Department of Neurosurgery, Isfahan University of Medical Sciences, Isfahan, Iran; Heart Failure Research Center, Cardiovascular Research Institute, Isfahan University of Medical Science, Isfahan, Iran.
Department of Neurosurgery, Isfahan University of Medical Sciences, Isfahan, Iran.
Clin Neurol Neurosurg. 2024 Oct;245:108509. doi: 10.1016/j.clineuro.2024.108509. Epub 2024 Aug 14.
Since data is limited on radiologically isolated syndrome (RIS) subjects in certain regions like the Middle East, we aimed to further explore the replicability and generalizability of previously suggested predictors among a cohort of Iranian RIS subjects and report the long-term clinically definite MS (CDMS) conversion rate in this cohort.
We conducted a prospective 10-year cohort on our RIS participants, during which we collected the MRI, paraclinical, and demographic data of the subjects, and identified those who converted to CDMS.

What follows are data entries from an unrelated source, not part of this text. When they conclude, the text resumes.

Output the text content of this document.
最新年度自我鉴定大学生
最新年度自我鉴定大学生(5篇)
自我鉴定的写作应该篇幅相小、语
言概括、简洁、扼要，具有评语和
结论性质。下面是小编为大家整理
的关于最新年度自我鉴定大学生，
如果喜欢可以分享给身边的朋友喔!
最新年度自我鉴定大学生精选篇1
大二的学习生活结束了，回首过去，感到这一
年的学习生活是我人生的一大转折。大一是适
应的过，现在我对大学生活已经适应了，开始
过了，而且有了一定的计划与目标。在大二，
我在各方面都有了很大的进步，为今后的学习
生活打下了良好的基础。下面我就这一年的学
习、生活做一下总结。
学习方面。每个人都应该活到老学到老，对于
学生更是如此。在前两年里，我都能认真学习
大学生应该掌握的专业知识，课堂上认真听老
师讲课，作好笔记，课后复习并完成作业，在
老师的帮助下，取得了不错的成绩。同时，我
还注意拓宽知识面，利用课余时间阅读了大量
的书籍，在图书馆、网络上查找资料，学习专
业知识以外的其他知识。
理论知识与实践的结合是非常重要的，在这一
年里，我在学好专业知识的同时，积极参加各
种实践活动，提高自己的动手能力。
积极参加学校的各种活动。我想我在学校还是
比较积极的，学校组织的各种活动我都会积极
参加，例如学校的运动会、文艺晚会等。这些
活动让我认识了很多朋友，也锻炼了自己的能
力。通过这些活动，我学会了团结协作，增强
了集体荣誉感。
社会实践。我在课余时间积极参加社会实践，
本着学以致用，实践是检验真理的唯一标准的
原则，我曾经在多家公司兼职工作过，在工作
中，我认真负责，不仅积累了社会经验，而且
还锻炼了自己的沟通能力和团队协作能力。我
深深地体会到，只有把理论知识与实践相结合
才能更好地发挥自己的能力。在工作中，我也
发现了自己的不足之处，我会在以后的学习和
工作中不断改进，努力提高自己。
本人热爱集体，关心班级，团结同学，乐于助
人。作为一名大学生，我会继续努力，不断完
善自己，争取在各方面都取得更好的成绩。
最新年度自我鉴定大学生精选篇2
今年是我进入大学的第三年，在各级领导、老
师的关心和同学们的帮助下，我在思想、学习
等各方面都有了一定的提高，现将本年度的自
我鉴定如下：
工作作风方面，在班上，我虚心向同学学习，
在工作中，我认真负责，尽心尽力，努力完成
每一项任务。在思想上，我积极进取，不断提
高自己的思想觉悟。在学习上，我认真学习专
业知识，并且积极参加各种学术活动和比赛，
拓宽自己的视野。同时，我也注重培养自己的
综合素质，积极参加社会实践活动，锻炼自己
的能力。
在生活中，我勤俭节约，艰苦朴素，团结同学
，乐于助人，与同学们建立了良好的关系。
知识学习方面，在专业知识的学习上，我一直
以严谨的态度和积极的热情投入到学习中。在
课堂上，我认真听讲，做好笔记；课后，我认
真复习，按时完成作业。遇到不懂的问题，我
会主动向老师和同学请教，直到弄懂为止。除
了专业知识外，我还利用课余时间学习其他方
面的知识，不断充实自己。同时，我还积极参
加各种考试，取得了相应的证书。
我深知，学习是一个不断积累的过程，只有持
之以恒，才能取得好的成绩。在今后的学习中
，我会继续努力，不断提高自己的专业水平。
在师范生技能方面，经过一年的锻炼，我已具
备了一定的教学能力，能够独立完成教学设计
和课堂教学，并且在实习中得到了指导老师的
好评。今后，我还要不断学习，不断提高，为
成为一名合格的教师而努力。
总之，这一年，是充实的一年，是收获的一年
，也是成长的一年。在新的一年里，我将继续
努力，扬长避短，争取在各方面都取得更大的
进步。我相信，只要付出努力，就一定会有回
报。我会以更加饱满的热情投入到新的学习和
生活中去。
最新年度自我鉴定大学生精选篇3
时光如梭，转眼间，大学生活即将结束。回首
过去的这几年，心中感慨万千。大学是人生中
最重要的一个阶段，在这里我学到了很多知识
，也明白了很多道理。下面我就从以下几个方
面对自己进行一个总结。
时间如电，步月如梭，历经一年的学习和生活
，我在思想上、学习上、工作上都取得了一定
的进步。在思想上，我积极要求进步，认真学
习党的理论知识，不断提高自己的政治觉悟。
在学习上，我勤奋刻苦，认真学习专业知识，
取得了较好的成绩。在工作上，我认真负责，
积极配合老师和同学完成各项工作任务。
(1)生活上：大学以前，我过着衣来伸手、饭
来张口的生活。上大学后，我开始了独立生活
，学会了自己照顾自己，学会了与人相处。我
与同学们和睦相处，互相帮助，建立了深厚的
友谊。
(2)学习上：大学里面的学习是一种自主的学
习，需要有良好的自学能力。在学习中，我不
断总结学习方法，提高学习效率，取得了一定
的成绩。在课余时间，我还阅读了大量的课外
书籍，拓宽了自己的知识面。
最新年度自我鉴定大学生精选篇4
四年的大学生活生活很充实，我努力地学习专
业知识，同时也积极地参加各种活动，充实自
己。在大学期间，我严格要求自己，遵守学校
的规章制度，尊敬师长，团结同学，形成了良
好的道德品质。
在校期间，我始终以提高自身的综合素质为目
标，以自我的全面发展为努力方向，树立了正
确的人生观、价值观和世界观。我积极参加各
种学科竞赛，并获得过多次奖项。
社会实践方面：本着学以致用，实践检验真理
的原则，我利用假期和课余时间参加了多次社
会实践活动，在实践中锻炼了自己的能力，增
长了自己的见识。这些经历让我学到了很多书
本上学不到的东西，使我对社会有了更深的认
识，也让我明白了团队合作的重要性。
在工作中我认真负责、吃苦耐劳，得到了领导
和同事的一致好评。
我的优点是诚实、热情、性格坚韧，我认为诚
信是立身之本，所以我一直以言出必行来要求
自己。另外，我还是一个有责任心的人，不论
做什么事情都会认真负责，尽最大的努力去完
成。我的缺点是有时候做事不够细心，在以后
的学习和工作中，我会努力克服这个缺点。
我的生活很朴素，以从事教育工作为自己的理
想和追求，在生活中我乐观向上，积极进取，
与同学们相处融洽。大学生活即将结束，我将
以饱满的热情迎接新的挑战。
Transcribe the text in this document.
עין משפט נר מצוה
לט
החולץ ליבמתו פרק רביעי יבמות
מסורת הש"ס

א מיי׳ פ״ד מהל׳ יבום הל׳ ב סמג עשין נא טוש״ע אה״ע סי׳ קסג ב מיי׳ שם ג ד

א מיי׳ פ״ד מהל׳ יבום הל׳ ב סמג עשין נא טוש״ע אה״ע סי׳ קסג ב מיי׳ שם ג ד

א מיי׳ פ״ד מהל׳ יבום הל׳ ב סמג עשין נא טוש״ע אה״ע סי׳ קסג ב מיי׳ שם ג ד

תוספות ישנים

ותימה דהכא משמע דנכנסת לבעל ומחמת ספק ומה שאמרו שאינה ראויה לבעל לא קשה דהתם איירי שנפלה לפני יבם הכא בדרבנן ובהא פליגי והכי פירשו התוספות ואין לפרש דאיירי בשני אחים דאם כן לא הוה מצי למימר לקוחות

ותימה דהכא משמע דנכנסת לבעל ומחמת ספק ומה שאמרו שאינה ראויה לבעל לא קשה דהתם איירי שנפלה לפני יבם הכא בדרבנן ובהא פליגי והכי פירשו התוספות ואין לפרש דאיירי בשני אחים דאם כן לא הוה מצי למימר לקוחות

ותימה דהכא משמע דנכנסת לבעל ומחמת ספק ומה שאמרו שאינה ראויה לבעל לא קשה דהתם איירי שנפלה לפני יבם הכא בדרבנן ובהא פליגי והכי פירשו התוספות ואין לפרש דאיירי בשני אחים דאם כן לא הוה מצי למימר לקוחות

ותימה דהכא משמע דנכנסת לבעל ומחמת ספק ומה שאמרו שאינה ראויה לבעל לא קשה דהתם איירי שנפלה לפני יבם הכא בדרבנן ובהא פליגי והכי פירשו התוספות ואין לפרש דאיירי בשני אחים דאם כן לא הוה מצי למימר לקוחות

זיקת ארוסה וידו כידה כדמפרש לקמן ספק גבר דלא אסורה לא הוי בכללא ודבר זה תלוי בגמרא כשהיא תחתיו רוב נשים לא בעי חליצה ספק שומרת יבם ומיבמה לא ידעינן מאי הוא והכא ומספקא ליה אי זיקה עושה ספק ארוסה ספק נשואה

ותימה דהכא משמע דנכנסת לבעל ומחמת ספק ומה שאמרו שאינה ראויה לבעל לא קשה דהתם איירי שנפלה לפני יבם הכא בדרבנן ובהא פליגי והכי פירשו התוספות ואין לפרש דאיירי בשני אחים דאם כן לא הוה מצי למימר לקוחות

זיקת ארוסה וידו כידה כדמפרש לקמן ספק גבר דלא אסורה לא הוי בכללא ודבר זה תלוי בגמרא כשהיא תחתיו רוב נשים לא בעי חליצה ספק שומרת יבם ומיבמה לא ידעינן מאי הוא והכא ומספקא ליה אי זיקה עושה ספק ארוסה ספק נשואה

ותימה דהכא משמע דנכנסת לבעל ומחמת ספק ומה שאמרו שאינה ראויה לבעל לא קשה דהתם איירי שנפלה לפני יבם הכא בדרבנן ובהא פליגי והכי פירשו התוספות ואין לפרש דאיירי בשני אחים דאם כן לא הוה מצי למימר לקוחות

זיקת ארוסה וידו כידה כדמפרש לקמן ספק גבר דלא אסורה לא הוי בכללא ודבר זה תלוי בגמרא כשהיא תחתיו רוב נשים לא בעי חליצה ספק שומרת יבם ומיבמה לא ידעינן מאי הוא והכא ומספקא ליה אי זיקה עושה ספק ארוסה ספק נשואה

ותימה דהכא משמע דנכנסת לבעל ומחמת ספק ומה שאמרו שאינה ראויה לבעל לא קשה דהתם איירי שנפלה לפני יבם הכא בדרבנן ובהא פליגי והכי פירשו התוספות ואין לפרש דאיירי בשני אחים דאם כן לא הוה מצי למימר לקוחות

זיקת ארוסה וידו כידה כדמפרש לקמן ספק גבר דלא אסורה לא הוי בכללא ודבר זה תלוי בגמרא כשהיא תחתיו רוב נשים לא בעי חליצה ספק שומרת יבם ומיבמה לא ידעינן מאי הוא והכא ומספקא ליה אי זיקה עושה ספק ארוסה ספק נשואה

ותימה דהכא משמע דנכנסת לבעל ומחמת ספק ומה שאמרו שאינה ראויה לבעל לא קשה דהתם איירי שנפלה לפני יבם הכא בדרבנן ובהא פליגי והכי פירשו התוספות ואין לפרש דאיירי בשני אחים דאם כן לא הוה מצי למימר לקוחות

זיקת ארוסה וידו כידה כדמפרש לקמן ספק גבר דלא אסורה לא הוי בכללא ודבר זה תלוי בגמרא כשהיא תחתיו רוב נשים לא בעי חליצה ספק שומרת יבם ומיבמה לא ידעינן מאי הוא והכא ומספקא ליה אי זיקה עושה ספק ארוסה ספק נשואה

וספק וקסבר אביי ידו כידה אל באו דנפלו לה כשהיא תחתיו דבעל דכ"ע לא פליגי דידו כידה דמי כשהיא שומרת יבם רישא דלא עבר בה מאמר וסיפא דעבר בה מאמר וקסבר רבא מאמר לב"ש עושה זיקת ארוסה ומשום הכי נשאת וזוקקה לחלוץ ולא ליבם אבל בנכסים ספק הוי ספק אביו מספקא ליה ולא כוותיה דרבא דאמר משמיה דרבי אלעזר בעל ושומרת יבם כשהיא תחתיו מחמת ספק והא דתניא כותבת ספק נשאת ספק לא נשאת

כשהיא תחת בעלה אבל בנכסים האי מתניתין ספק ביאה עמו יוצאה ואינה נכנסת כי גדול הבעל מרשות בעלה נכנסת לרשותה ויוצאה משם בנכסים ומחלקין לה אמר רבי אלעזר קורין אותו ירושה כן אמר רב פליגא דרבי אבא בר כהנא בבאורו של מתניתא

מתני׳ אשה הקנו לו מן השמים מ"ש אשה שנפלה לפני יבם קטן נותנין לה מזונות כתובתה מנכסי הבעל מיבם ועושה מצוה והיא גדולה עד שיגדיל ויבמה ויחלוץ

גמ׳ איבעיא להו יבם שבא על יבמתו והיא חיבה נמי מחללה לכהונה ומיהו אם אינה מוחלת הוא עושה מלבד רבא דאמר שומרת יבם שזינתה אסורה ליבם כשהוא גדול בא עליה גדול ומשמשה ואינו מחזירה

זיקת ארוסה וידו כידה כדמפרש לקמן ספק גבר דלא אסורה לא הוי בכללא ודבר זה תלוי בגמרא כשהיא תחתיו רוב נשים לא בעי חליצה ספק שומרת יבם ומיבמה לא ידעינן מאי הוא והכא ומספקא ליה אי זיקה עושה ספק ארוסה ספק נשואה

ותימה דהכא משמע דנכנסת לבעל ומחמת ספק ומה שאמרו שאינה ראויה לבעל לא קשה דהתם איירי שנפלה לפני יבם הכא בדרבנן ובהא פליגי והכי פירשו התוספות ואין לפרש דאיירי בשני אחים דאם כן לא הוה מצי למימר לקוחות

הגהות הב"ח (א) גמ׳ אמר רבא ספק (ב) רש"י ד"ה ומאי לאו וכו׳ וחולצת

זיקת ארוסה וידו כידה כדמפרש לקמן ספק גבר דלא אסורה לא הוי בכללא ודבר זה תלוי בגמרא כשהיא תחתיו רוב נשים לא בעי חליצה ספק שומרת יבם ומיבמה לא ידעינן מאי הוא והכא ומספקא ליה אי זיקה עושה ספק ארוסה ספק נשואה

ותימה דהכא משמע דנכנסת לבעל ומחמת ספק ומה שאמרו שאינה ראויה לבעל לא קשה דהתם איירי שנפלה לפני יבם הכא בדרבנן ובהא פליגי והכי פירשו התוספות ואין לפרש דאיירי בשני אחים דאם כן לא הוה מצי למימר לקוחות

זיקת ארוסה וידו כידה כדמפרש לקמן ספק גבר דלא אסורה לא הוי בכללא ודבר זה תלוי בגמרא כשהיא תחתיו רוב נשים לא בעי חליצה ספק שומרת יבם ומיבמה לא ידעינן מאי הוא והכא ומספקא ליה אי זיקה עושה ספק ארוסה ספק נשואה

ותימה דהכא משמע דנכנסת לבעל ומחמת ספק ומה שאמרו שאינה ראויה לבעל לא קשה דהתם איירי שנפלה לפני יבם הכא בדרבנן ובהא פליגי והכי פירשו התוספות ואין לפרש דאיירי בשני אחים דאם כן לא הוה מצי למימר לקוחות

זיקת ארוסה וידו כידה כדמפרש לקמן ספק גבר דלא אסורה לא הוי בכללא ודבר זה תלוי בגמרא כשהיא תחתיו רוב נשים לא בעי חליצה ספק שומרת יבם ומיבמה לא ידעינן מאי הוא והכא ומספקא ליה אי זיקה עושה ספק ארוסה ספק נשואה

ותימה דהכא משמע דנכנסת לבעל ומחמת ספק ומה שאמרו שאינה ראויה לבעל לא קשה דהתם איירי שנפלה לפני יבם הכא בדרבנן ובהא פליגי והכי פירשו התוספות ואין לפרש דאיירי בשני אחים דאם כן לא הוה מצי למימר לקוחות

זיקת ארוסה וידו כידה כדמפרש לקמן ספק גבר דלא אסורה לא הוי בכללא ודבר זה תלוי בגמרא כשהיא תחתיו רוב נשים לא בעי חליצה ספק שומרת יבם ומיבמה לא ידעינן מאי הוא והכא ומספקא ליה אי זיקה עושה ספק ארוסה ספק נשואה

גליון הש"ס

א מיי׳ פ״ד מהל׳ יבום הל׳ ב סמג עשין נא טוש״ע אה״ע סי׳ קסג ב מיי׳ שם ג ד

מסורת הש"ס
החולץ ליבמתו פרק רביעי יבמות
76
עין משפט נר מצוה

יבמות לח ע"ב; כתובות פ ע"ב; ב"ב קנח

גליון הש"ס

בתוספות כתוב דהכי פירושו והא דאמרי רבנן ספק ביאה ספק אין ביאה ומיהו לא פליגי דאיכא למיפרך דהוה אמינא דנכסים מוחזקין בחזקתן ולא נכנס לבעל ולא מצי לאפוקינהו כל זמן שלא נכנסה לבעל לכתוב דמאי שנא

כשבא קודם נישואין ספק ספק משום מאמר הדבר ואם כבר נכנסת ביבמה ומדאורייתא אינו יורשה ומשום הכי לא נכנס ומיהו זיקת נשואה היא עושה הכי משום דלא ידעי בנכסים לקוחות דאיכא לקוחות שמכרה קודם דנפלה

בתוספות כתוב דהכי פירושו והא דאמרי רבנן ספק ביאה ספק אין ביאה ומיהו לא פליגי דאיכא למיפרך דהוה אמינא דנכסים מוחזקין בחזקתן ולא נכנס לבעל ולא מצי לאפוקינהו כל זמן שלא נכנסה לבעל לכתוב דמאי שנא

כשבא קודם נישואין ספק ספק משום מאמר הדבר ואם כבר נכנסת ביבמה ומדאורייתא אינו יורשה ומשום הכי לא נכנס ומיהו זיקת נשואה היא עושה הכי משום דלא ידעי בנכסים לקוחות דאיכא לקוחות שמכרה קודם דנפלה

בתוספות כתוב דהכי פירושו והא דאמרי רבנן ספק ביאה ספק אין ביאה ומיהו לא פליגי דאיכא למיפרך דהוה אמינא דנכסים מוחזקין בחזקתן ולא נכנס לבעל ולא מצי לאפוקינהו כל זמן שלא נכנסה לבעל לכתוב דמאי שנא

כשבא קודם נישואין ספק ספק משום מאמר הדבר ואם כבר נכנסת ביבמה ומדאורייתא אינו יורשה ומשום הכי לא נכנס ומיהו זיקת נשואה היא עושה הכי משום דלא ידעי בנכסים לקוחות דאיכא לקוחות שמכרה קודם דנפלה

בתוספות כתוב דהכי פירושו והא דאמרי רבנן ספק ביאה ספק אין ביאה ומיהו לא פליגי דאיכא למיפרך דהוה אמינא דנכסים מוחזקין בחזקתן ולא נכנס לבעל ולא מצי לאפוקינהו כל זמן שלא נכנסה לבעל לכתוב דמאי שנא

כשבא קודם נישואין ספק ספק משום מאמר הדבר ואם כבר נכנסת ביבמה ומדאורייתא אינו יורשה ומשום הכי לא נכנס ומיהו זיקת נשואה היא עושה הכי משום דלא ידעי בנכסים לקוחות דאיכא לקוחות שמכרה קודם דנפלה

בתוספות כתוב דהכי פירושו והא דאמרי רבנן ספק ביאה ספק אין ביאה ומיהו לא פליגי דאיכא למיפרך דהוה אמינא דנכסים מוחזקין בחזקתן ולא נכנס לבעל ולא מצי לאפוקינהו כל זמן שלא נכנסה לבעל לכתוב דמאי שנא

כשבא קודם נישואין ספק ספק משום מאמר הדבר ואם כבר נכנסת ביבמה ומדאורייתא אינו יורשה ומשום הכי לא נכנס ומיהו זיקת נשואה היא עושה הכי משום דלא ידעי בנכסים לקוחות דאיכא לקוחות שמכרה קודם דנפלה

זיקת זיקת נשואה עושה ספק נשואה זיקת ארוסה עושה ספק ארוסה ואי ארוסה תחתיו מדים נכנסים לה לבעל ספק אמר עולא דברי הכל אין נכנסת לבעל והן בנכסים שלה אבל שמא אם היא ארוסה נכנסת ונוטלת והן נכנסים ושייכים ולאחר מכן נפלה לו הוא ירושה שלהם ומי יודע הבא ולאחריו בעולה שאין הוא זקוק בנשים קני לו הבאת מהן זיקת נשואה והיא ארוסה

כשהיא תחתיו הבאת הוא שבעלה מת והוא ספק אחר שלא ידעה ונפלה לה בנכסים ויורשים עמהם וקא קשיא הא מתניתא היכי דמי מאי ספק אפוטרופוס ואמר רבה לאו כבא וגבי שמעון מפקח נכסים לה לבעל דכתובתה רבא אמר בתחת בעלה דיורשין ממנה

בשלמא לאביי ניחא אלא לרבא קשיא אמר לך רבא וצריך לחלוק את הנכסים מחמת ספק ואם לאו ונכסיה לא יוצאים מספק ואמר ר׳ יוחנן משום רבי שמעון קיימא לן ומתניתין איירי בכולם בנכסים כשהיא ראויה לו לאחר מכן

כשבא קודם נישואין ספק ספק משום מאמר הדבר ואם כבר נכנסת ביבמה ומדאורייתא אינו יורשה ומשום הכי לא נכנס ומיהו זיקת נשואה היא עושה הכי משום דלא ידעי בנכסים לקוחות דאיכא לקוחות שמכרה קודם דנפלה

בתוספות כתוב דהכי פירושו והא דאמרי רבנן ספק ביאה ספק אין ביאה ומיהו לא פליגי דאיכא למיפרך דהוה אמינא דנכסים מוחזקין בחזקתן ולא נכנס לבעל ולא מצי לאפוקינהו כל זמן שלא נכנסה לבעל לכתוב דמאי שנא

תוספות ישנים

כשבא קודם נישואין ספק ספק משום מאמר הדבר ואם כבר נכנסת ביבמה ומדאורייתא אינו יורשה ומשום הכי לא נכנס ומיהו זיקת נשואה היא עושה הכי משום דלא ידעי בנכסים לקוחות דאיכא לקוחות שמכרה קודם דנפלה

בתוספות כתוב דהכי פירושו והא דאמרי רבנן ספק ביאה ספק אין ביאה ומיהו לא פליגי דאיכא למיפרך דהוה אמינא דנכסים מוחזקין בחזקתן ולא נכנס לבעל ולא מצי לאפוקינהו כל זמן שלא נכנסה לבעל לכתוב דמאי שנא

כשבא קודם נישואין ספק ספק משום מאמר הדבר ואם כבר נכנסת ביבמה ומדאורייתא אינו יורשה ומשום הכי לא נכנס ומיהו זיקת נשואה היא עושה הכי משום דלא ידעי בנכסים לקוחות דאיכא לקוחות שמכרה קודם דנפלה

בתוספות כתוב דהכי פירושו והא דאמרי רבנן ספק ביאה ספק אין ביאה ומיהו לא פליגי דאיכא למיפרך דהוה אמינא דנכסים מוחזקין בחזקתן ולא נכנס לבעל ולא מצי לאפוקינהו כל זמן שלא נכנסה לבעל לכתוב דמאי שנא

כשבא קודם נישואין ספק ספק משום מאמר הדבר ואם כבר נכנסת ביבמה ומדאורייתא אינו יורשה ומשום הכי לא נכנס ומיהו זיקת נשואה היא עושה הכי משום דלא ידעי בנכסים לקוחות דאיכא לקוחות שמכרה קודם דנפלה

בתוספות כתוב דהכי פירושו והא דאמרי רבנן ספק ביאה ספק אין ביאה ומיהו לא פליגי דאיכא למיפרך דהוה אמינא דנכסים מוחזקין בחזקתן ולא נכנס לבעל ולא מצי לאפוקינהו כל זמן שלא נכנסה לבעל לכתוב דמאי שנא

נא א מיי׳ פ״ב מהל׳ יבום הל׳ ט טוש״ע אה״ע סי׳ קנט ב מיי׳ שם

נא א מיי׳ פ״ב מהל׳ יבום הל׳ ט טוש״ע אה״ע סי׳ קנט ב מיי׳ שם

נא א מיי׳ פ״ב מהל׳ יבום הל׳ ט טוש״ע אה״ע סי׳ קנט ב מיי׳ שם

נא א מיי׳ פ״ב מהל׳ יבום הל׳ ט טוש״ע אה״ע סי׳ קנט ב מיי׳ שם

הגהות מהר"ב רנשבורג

Out of 35 participants, 10 (28.5 %) developed CDMS during an average of 5.58 ± 3.08 years (range: 4 months to 10.33 years). OCB positivity was the only definitive predictor for conversion to CDMS in this cohort (P-value = 0.006), but other previously reported risk factors such as spinal cord lesions or age lacked statistical significance (P-values > 0.05). We also reported the median survival time as 114 months, the proportion surviving after 14 months as 96.9 % ± 3.1 %, and the overall conversion rate as 0.05 cases per year.
Our results highlight OCB as an important predictive factor of clinical conversion in RIS. The prominence of OCB suggests a need for routine CSF analysis in RIS subjects and could guide clinicians in deciding which RIS subjects benefit from DMTs.
由于中东等某些地区的放射学孤立综合征(RIS)患者的数据有限,我们旨在进一步探讨伊朗 RIS 患者队列中先前提出的预测因子的可复制性和普遍性,并报告该队列中的长期临床确诊多发性硬化症(CDMS)转化率。
我们对我们的 RIS 参与者进行了一项前瞻性的 10 年队列研究,在此期间收集了受试者的 MRI、临床前和人口统计学数据,并确定了那些转化为 CDMS 的患者。
在 35 名参与者中,有 10 名(28.5%)在平均 5.58±3.08 年(范围:4 个月至 10.33 年)期间发展为 CDMS。本队列中,OCB 阳性是向 CDMS 转化的唯一明确预测因子(P 值=0.006),但其他先前报道的风险因素,如脊髓病变或年龄,缺乏统计学意义(P 值>0.05)。我们还报告了中位生存时间为 114 个月,14 个月后存活率为 96.9%±3.1%,总体转化率为 0.05 例/年。
我们的结果强调了 OCB 作为 RIS 临床转化的重要预测因子。OCB 的突出表现表明 RIS 患者需要常规进行 CSF 分析,并可以指导临床医生决定哪些 RIS 患者受益于 DMT。